Awalnya dia berniat untuk menakut-nakuti, tapi hantu itu malah terbawa suasana. Rasa nyaman mulai dia rasakan, namun sayang semua itu harus berakhir. Begitu juga yang sedang di rasakan oleh Fadil, yang terdiam sejak tadi.

"Sudah saatnya kita berpisah," ujar kuntilanak.

"Iya. Thanks sudah mendengarkan curhatanku."

"Sama-sama, sudah semestinya sesama makhluk ciptaan Tuhan saling membantu dan menghibur."

"Jangan lupa bayarannya," canda Fadil lalu Kuntilanak itu membalas, "Hai.hi.hi! Pakai uang gaib, mau?"

"Enggak, makasih. Nanti sampai di rumah, uangnya berubah jadi daun."

"Nah, itu kamu tau!"

"Oh iya ada satu hal yang membuatku penasaran," kata Fadil lalu Kuntilanak itu bertanya, "Apa itu?"

Fadil pun mendekat, secara mengejutkan dia mencium keningnya. Sontak kuntilanak itu terkejut, hantu itu bergerak kesana kemari bagaikan cacing kepanasan.

Dia tak menyangka, manusia sepertinya berani menciumnya. Sedangkan Fadil hanya tersenyum, sembari menunjukkan giginya dengan wajah polosnya.

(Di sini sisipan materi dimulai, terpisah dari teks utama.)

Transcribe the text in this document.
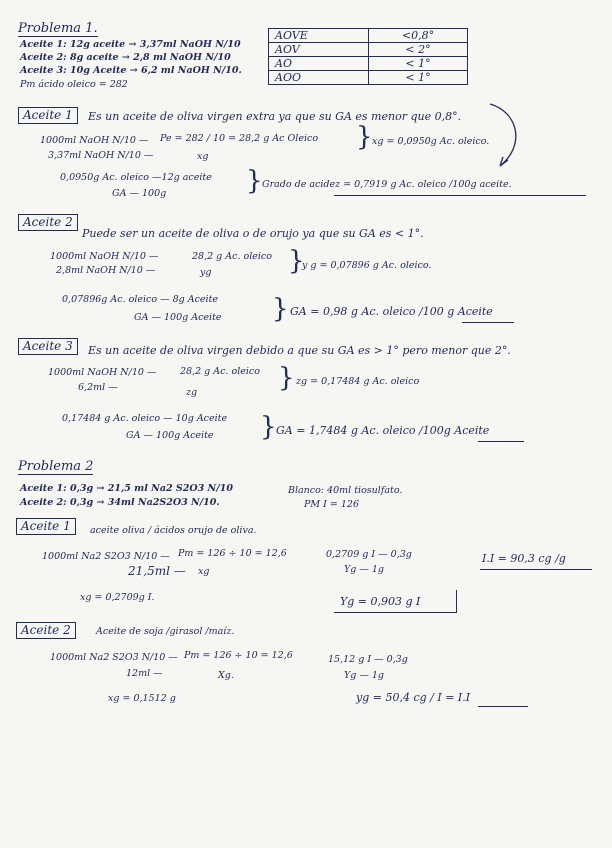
Problema 1.
Aceite 1: 12g aceite → 3,37ml NaOH N/10
Aceite 2: 8g aceite → 2,8 ml NaOH N/10
Aceite 3: 10g Aceite → 6,2 ml NaOH N/10.
Pm ácido oleico = 282
AOVE	<0,8°
AOV	< 2°
AO	< 1°
AOO	< 1°
Aceite 1	Es un aceite de oliva virgen extra ya que su GA es menor que 0,8°.
1000ml NaOH N/10 — Pe = 282 / 10 = 28,2 g Ac Oleico
3,37ml NaOH N/10 —	xg
} xg = 0,0950g Ac. oleico.
0,0950g Ac. oleico —12g aceite
GA — 100g	} Grado de acidez = 0,7919 g Ac. oleico /100g aceite.
Aceite 2
Puede ser un aceite de oliva o de orujo ya que su GA es < 1°.
1000ml NaOH N/10 —	28,2 g Ac. oleico
2,8ml NaOH N/10 —	yg	}
y g = 0,07896 g Ac. oleico.
0,07896g Ac. oleico — 8g Aceite
GA — 100g Aceite } GA = 0,98 g Ac. oleico /100 g Aceite
Aceite 3	Es un aceite de oliva virgen debido a que su GA es > 1° pero menor que 2°.
1000ml NaOH N/10 — 28,2 g Ac. oleico
6,2ml —	zg	} zg = 0,17484 g Ac. oleico
0,17484 g Ac. oleico — 10g Aceite
GA — 100g Aceite } GA = 1,7484 g Ac. oleico /100g Aceite
Problema 2
Aceite 1: 0,3g → 21,5 ml Na2 S2O3 N/10
Aceite 2: 0,3g → 34ml Na2S2O3 N/10.
Blanco: 40ml tiosulfato.
PM I = 126
Aceite 1	aceite oliva / ácidos orujo de oliva.
1000ml Na2 S2O3 N/10 — Pm = 126 ÷ 10 = 12,6
21,5ml — xg
xg = 0,2709g I.
0,2709 g I — 0,3g
Yg — 1g
I.I = 90,3 cg /g
Yg = 0,903 g I
Aceite 2	Aceite de soja /girasol /maíz.
1000ml Na2 S2O3 N/10 — Pm = 126 ÷ 10 = 12,6
12ml —	Xg.
xg = 0,1512 g
15,12 g I — 0,3g
Yg — 1g
yg = 50,4 cg / I = I.I
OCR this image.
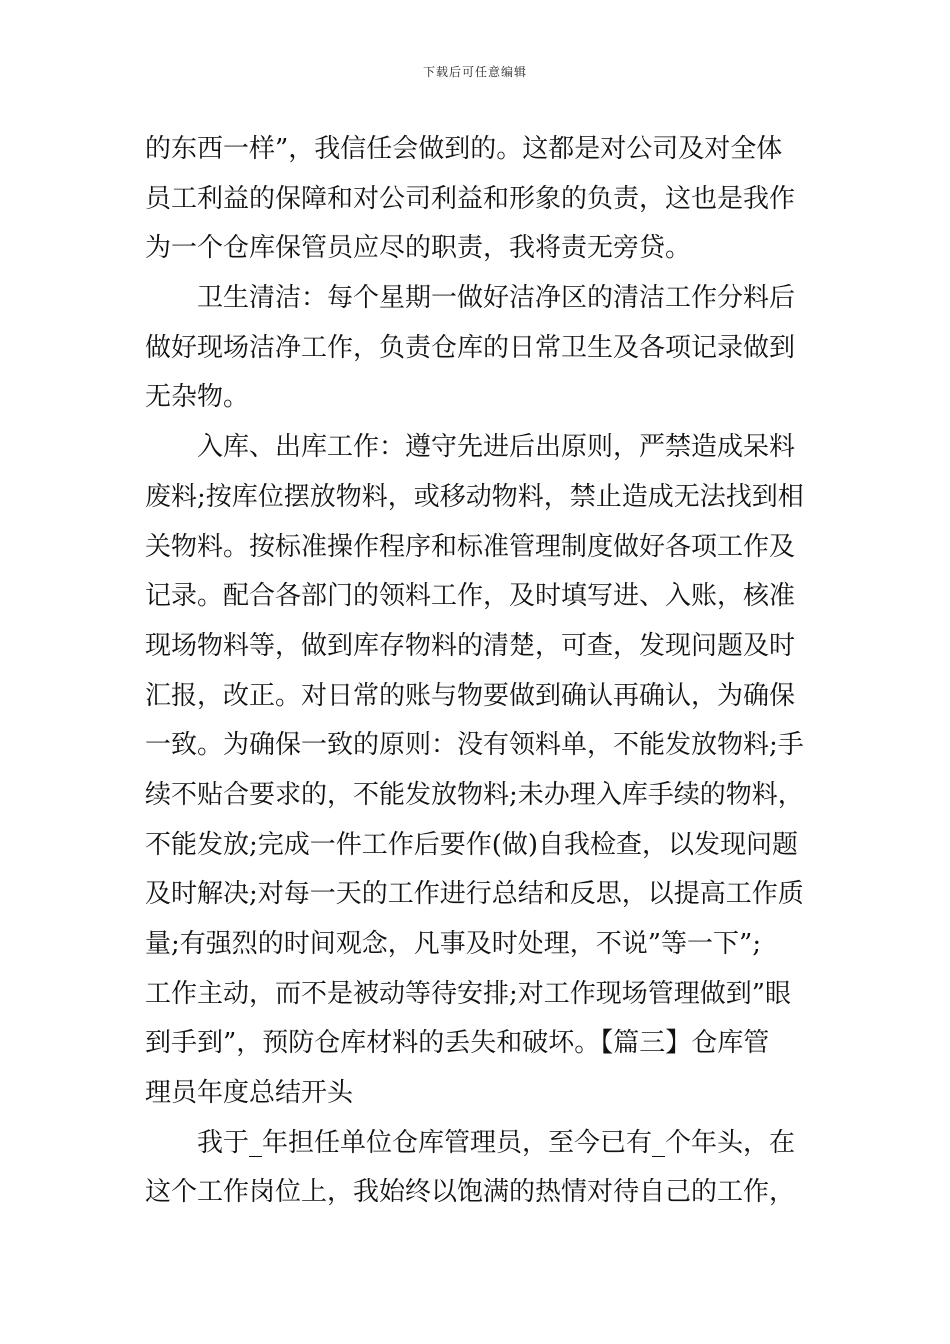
下载后可任意编辑
的东西一样”，我信任会做到的。这都是对公司及对全体
员工利益的保障和对公司利益和形象的负责，这也是我作
为一个仓库保管员应尽的职责，我将责无旁贷。
卫生清洁：每个星期一做好洁净区的清洁工作分料后
做好现场洁净工作，负责仓库的日常卫生及各项记录做到
无杂物。
入库、出库工作：遵守先进后出原则，严禁造成呆料
废料;按库位摆放物料，或移动物料，禁止造成无法找到相
关物料。按标准操作程序和标准管理制度做好各项工作及
记录。配合各部门的领料工作，及时填写进、入账，核准
现场物料等，做到库存物料的清楚，可查，发现问题及时
汇报，改正。对日常的账与物要做到确认再确认，为确保
一致。为确保一致的原则：没有领料单，不能发放物料;手
续不贴合要求的，不能发放物料;未办理入库手续的物料，
不能发放;完成一件工作后要作(做)自我检查，以发现问题
及时解决;对每一天的工作进行总结和反思，以提高工作质
量;有强烈的时间观念，凡事及时处理，不说”等一下”;
工作主动，而不是被动等待安排;对工作现场管理做到”眼
到手到”，预防仓库材料的丢失和破坏。【篇三】仓库管
理员年度总结开头
我于_年担任单位仓库管理员，至今已有_个年头，在
这个工作岗位上，我始终以饱满的热情对待自己的工作，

"Apa yang kamu lakukan?! Dasar mesum!"

"Kudengar kalau di cium hantu, kulit membiru. Aku penasaran, bagaimana jika manusia yang mencium hantu?"

"Pembohong! Pasti itu akal-akalanmu saja untuk berbuat tak senonoh padaku bukan?!"

"Sumpah, aku hanya penasaran. Oh iya, bukannya hantu tidak bisa di sentuh? Tapi kenapa aku bisa menyentuhmu?"

Kuntilanak itu menjelaskan, bahwa untuk menampakkan wujudnya di dunia manusia membutuhkan energi yang sangat besar. Energi bisa di dapatkan dengan dua cara, yaitu energi ketakutan. Namun entah mengapa, energinya selalu terisi penuh di atas jam sembilan malam.

"Sepertinya sudah waktunya bagiku untuk kembali pulang."

Sebelum hantu itu pergi, dia pun berjabat tangan dan berkenalan dengannya. Hantu itu bernama Sulastri. Selesai berkenalan hantu itu tersenyum manis kepadanya.

"Fadil Faturahman, nama yang bagus untuk seorang pangeran sepertimu." Puji Sulastri.

"Thanks, baru pertamakali ada orang yang memuji namaku."

"Namamu sangat indah, hanya saja mereka belum mengetahuinya."

"Thanks."

"Senang berkenalan denganmu, janganlah kamu bersedih kuyakin suatu saat nanti impianmu pasti akan terwujud. Tetaplah semangat dan selalu bersukur, ingatlah selalu pesanku, sampai jumpa." Sembari menghilang diantara butiran cahaya.

Mendengar hal itu air mata Fadil mengalir dengan derasnya, ia tak menyangka pertemuannya dengan Sulastri adalah yang pertama dan juga terakhir. Juga dia tersentuh, akan semangat dan nasehatnya sebelum ia benar-benar pergi.

Butiran cahaya itu telah menghilang, ia pun mengangkat kedua tangannya ke langit lalu mendoakannya. Selesai berdoa, dia mengusap wajah dengan kedua tangannya dan ia pun berjalan sembari tersenyum.